Not surprisingly, the spin the Conservatives put upon this is that their policies are working! “We are encouraged by the decline in trafficking, production and importation charges,” said Mary Ann Dewey-Plante, the director of communications for Justice Minister Peter MacKay. “We have been clear all along that our justice measures target the traffickers of drugs – those who sell drugs to children and who deliberately exploit the addictions of others for personal profit.”
A total of 58,965 people were arrested for cannabis possession in 2013. It seems without fail every year the number of people charged with possession increases, even though many people share stories of the police being lenient and not pressing charges. In the last 10 years, police have arrested 28% more people for possessing, during a time period where almost every other crime is going down.
Pot smokers are easy prey for police. We smell. We are generally very cooperative and non-threatening. We have lots of paraphernalia like bongs, pipes and papers that are easy to spot. Some of us even wear t-shirts with big pot leafs on the front.
Many are becoming more confident in using cannabis in public or at private social gatherings. That means more of us are carrying herb around, whereas before one would be very careful not to have any in their car or anywhere one could get caught with it.

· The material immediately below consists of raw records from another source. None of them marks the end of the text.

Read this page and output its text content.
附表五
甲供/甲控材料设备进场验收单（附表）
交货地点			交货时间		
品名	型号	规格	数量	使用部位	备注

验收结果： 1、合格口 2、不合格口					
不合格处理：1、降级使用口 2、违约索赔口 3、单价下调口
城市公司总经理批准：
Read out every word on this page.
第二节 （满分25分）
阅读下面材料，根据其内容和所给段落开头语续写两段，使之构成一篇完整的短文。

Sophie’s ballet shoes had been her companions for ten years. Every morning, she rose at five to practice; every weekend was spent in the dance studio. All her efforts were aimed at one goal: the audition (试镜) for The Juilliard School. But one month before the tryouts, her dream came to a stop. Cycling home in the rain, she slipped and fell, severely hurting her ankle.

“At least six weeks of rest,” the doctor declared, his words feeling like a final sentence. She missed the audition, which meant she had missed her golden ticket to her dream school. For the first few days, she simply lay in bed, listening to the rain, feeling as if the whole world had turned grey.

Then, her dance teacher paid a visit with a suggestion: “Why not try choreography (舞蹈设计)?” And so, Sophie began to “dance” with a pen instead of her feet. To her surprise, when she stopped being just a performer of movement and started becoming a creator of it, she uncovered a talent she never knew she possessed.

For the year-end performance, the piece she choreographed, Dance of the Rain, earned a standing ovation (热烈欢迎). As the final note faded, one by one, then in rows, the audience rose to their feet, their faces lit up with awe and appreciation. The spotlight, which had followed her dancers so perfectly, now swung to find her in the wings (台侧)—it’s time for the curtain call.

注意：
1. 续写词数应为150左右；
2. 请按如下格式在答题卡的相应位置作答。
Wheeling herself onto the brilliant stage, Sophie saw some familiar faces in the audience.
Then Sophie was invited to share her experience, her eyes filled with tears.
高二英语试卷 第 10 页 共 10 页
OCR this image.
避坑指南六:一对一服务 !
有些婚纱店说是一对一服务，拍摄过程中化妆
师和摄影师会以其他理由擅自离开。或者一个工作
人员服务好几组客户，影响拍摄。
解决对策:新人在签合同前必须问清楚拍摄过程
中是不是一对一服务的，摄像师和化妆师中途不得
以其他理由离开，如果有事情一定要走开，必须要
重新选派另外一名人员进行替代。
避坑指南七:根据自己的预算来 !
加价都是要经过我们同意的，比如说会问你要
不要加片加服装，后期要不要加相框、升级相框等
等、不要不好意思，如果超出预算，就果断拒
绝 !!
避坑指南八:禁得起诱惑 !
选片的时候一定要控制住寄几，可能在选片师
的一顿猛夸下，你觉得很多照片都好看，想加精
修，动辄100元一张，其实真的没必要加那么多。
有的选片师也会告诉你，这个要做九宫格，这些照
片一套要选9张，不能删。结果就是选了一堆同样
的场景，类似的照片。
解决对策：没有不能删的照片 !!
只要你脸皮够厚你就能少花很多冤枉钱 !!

Public acceptance of cannabis has eased the fear of transporting and smoking cannabis but that has only made us easy pickings for eager police officers.
Then there are the 14,308 police reports for trafficking or production, down 10% from 2012. If cannabis use rates are slowly increasing, or at the very least stable, then this clearly indicates the police were not ready, willing and able to slow down the flow of the herb to the public. The Conservative governmentès claims to target cannabis dealers and growers has clearly not been heard by the police. In fact, over the past 10 years, the rate of charges for trafficking marijuana fell from 38 to 24 per 100,000 Canadians. The rate of production charges was cut more than a half and the rate of importation charges dropped more than 90 per cent.
Seriously, in the last 10 years possession charges have risen 28%, while trafficking and production have gone down 35%! It seems the police are slowly giving up on cutting off the supply of cannabis to the general public and seem content to pick off an unfortunate few for possession rather than do the work necessary to charge someone with trafficking. But there must be more to it than that.
Another important factor to consider is the increased use of cannabis as medicine. The Health Canada regulations have protected 1,000s of Canadians from police harassment, so the number of people charged for possession should be going down, not up. With more patients growing their own medicine, it appears police departments have become complacent when it comes to growers and cannabis dealers, unless complaints compel them to take action.
Whatever the reasons for these trends, it is hard for a reasonable person to deny how futile it is to continue to pour resources into a group of laws that the police are losing an interest in enforcing. During a decade of increased cannabis use and growing public acceptance of cannabis use, statistics prove even the police are steadily losing an interest in pursuing cannabis growers and traffickers. How much longer will our citizens tolerate our government throwing good money after bad, when it is very clear that legalizing it will generate substantial revenues with few negative impacts?